Some tips with *old* PC hardware:
* If you computer can use a graphic chip/card instead of a intel graphics, use it. The Intel graphics shares memory and periodically and unpredictably accesses the hard drive and CPU. I was prone to spikes of activity (which caused red lines in Pianoteq) especially when I was under 5ms. (This Sony gives a choice between NVIDIA GeForce 8400 vs Intel GMA X3100)
* Turn off any unnecessary services when using Pianoteq. I'm basically using this laptop for Pianoteq exclusively (it's basically like a single-purpose Piano sound module for me), so with everything stable and installed, I turn off WiFi and even Windows Defender. Both of these cause intermittent processor spikes, particularly Windows Defender.
* ASIO4All - The default Windows Driver for the sound actually worked quite well (under 5ms reliably), but the free ASIO4All driver allowed me to go all the way down to 1.3ms)

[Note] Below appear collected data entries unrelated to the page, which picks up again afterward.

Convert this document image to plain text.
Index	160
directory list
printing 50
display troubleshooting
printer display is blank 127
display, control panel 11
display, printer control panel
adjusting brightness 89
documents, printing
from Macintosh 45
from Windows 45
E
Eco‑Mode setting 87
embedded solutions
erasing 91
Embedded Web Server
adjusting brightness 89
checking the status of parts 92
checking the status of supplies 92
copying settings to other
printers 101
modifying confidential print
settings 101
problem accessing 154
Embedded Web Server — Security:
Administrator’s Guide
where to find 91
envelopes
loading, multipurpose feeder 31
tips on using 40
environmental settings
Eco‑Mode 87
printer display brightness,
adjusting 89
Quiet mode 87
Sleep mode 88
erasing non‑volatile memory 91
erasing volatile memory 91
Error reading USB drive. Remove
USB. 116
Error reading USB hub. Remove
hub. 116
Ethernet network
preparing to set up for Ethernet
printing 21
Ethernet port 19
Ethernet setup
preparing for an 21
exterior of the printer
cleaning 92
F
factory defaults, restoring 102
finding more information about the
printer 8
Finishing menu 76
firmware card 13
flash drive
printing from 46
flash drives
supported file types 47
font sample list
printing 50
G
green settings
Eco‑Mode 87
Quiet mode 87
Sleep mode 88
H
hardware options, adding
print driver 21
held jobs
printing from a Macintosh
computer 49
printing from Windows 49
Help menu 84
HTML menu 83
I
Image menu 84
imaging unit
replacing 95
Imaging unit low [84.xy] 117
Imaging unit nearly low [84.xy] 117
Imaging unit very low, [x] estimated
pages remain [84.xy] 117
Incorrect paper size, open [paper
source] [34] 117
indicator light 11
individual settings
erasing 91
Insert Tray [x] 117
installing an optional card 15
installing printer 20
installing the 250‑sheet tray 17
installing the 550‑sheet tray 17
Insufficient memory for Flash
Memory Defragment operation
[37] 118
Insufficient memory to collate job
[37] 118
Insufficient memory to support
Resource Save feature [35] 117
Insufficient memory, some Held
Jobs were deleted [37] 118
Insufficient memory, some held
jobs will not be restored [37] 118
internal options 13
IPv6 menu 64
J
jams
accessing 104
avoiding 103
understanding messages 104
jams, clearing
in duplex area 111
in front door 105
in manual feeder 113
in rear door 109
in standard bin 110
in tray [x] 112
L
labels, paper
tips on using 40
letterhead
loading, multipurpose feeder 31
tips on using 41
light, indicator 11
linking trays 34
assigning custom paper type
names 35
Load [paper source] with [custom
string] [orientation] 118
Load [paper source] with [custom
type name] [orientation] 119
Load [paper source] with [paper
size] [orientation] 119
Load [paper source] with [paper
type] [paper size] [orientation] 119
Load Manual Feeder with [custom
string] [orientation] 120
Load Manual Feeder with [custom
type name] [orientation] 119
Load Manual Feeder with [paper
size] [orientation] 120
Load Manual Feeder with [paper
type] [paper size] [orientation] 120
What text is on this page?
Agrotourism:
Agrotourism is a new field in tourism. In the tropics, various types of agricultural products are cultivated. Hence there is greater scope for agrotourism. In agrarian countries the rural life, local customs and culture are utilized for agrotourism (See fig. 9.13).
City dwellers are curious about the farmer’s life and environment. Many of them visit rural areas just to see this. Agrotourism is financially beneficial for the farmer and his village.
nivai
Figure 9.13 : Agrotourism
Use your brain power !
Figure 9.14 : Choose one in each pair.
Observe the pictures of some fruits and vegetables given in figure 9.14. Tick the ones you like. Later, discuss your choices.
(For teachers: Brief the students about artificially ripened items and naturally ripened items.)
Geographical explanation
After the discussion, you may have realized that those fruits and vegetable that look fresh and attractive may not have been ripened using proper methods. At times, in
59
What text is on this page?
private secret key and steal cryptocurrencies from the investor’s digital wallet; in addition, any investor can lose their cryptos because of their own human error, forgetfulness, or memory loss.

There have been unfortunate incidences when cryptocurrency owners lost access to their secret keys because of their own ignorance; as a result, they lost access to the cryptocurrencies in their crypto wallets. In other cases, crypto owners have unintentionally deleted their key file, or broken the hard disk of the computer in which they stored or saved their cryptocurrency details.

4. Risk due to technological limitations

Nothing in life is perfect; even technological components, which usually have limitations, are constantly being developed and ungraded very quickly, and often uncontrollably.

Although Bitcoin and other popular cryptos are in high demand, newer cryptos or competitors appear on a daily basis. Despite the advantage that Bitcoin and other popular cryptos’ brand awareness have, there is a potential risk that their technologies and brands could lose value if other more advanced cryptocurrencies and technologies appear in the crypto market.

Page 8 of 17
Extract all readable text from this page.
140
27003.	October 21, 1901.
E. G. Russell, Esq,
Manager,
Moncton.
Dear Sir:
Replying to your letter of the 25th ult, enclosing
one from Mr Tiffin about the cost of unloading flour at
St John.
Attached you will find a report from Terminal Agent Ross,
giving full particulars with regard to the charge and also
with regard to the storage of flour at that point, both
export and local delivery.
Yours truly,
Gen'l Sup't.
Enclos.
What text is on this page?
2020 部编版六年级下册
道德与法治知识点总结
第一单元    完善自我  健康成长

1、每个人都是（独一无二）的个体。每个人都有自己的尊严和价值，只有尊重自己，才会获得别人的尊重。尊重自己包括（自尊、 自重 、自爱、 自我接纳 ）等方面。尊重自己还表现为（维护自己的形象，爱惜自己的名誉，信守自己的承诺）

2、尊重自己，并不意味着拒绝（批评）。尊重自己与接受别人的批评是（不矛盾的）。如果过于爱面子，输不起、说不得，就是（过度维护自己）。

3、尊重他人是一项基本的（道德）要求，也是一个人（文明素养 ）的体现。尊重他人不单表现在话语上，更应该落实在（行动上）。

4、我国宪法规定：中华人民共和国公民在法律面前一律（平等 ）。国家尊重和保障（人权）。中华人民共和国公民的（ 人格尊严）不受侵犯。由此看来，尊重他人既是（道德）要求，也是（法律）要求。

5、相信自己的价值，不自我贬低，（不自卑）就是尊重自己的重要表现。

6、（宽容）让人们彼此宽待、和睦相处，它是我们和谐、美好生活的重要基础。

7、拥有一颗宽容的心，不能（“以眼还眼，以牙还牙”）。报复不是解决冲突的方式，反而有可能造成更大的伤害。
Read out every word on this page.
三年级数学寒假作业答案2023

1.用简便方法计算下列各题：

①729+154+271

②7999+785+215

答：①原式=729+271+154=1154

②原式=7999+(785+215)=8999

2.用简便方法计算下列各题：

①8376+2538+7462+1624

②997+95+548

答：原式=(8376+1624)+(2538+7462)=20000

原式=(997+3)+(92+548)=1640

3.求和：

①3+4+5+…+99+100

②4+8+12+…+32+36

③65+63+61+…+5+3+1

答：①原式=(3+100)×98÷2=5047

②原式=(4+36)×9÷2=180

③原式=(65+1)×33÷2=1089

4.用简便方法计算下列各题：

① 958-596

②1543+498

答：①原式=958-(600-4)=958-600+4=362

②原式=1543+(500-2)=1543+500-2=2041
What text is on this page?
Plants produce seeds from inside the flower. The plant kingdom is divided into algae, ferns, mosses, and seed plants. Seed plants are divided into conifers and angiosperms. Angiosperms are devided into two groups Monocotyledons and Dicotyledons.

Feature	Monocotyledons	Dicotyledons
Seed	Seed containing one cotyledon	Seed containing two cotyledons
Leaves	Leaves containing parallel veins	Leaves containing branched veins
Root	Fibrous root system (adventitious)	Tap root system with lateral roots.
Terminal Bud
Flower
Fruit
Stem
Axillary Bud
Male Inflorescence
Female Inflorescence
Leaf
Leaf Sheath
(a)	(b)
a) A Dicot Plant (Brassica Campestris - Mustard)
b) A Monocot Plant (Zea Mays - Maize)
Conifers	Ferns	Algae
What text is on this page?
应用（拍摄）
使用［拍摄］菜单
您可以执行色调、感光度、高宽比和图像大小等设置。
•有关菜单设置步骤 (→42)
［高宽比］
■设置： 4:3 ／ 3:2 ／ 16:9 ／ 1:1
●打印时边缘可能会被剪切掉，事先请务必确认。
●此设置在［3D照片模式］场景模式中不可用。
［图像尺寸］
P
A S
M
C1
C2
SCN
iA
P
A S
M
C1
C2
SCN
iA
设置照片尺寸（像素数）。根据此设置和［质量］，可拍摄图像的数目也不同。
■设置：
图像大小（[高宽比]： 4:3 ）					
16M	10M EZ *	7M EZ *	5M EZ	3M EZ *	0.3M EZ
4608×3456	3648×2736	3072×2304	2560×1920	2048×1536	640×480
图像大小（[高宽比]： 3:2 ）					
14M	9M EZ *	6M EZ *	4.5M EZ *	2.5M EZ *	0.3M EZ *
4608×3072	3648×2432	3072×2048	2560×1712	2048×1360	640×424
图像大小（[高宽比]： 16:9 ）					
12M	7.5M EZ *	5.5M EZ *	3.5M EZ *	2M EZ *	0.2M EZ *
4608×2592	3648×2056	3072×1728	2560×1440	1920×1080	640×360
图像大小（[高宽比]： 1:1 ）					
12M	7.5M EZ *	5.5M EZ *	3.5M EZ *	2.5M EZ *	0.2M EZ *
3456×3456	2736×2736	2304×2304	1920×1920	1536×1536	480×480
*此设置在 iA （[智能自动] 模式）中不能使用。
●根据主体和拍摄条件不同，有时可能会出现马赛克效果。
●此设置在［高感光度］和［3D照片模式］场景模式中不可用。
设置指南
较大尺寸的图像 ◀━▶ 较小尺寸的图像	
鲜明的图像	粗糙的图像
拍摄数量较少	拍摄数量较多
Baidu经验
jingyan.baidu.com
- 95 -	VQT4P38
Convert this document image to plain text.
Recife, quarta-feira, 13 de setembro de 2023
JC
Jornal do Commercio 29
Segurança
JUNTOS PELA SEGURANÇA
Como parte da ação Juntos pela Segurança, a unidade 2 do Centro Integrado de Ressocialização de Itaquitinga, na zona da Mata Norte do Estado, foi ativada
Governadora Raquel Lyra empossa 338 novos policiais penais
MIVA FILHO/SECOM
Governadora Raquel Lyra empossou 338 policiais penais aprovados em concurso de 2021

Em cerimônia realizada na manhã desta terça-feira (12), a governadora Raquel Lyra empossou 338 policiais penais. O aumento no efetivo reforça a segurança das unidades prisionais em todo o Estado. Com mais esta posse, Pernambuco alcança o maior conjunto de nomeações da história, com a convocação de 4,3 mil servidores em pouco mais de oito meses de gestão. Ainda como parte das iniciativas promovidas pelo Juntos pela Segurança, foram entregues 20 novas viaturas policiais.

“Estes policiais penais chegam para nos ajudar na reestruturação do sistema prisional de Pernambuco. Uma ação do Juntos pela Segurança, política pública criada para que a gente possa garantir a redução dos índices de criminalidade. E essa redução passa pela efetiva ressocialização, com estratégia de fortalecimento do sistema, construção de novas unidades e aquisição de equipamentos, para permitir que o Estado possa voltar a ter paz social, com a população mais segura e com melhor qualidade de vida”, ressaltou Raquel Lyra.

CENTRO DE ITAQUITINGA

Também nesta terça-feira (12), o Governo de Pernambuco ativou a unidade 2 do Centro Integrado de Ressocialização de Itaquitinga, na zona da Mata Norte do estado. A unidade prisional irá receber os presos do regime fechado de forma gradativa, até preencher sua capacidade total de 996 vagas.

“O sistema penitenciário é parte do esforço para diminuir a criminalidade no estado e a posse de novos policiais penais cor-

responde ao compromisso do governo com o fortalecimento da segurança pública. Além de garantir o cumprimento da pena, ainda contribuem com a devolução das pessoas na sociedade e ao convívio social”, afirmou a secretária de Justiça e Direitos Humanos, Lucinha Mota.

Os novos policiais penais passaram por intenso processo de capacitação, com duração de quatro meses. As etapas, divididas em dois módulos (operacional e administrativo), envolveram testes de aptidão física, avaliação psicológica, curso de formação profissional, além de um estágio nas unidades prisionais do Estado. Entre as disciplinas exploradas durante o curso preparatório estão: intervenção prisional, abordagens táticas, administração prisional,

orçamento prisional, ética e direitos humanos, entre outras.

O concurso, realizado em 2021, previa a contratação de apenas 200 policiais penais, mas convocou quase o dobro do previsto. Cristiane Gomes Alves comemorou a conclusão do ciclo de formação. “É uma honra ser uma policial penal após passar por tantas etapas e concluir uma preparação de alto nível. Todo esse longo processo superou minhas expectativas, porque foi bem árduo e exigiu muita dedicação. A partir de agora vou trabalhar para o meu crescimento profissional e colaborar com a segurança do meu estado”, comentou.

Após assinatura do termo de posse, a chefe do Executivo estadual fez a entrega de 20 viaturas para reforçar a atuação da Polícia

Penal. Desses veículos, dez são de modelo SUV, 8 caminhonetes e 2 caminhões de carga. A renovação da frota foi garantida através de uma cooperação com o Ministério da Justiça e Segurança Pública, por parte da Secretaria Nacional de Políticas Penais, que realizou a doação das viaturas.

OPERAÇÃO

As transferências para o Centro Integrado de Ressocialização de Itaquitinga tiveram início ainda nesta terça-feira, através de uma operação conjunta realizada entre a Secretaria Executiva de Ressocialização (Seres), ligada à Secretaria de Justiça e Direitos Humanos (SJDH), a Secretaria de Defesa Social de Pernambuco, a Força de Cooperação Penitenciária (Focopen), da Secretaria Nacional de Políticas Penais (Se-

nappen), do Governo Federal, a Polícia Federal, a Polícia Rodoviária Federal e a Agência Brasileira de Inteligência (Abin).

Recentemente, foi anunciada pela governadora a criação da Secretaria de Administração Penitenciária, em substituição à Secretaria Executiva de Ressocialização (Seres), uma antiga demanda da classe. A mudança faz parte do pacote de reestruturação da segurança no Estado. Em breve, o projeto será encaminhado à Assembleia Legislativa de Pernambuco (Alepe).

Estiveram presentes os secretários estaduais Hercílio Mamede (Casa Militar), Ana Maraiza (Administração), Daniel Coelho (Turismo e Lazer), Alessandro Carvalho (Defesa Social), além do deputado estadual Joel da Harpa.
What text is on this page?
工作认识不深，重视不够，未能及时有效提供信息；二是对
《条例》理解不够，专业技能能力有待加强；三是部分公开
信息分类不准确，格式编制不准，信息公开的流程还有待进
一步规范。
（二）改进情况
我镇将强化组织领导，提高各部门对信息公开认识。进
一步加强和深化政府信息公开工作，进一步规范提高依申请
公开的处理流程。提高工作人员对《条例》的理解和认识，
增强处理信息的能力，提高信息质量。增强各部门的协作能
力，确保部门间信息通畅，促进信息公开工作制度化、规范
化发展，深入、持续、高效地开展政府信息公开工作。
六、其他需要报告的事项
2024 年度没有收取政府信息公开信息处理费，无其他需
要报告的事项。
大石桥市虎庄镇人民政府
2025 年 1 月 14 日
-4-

I generally get a score of 39 with this laptop, despite its age. (it's getting close to 13 years old) There are probably a few other services I could shut down for even better efficiency.

My only complaint is that CPU usage while playing is in the 20-30% range and that activates the fan on the laptop. When I get around to it I'll see if I can modify the target temperature or fan speed so it has a slightly higher threshold.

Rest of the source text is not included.